Check that the overall results make sense given the known identification of your sequence (e.g., not bacterial contamination).
Click on the 'Description' link for the the top GenBank record that your sequence aligns with.

Under the 'Strand' heading, it should say ‘Plus/Plus’. This indicates that your sequence is oriented in the correct forward 5’ direction. If it says ‘Plus/Minus’, then reverse complement the alignment generated in step 1.
Additional quality control steps for protein-coding genes such as COI
Check the box for 'CDS feature' to display the expected amino acids for your sequence compared to those of the BLAST hit.

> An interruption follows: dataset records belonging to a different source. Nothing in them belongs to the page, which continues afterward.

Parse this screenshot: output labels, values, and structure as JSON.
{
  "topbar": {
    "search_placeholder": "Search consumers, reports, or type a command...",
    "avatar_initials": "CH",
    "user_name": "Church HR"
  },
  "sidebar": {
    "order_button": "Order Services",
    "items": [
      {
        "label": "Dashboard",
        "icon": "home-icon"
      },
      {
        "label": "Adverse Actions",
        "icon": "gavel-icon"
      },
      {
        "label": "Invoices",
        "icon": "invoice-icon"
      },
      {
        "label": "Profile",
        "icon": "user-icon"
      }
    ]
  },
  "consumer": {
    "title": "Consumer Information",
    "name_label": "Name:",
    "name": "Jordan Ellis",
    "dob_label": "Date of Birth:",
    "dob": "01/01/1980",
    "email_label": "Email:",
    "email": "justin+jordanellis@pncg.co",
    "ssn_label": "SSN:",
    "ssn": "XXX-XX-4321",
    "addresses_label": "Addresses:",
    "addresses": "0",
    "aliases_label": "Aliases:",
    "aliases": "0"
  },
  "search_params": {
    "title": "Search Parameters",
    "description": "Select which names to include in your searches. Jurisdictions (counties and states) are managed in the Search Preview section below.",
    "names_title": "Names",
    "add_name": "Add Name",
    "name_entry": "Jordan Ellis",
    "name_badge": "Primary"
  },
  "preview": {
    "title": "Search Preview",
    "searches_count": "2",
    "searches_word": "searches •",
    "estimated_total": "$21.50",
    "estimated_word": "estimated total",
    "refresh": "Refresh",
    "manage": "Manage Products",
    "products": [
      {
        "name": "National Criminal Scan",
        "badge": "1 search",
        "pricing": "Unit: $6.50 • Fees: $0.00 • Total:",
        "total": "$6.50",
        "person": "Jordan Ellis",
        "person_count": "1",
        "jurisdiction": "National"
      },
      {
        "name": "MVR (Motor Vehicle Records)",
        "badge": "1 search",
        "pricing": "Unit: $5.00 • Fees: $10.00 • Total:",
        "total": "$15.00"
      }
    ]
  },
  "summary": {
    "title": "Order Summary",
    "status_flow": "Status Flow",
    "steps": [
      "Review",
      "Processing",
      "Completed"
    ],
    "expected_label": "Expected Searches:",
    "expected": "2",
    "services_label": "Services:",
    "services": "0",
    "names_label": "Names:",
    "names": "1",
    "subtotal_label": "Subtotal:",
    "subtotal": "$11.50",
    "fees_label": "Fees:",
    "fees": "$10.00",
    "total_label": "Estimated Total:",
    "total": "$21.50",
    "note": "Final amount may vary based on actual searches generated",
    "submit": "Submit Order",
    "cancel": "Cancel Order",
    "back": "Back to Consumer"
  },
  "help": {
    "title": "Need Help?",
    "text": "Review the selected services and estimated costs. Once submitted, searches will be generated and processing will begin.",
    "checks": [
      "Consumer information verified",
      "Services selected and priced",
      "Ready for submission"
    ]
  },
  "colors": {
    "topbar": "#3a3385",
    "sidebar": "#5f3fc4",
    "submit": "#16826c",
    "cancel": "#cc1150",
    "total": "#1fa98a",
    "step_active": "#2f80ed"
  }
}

Mismatches will be shown in pink. Overall the majority of amino acids should match. Some variation is expected, of course.

Example BLAST alignment showing an acceptable CDS
If you see a long string of mismatches, there is likely a frameshift in your sequence. A nonzero number of gaps would also suggest a frameshift.

Example BLAST alignment showing a frameshift
If you see a frameshift, revisit that region of the sequence in your .ab1 files in Geneious and check if any base calls need to be edited.
Also check that there are no stop codons (marked by *) in your coding sequence.

Example BLAST alignment showing a frameshift (pink text) and stop codon (*)
Revisit your .ab1 files if needed.
Now check the rest of your sequence for any remaining frameshifts and stop codons. (The BLAST step above was important to check for contamination and tell you the correct reading frame, but it only checked the parts of your sequence that were aligned with BLAST hits.)

For many sequences you may wish to use Mesquite, but if you are only working with a few sequences, you might find it easiest to use a reputable online translation tool such as Expasy (https://web.expasy.org/translate/). Choose the appropriate genetic code for your organism, such as "invertebrate mitochondrial". Make sure that one of the 5'3' (forward) reading frames produces an uninterrupted amino acid sequence with no stop codons (-). This amino acid sequence should overlap with the CDS result from your sequence during the BLAST check.

Example translation in Expasy
Revisit your .ab1 files as needed to resolve stop codons or frameshifts.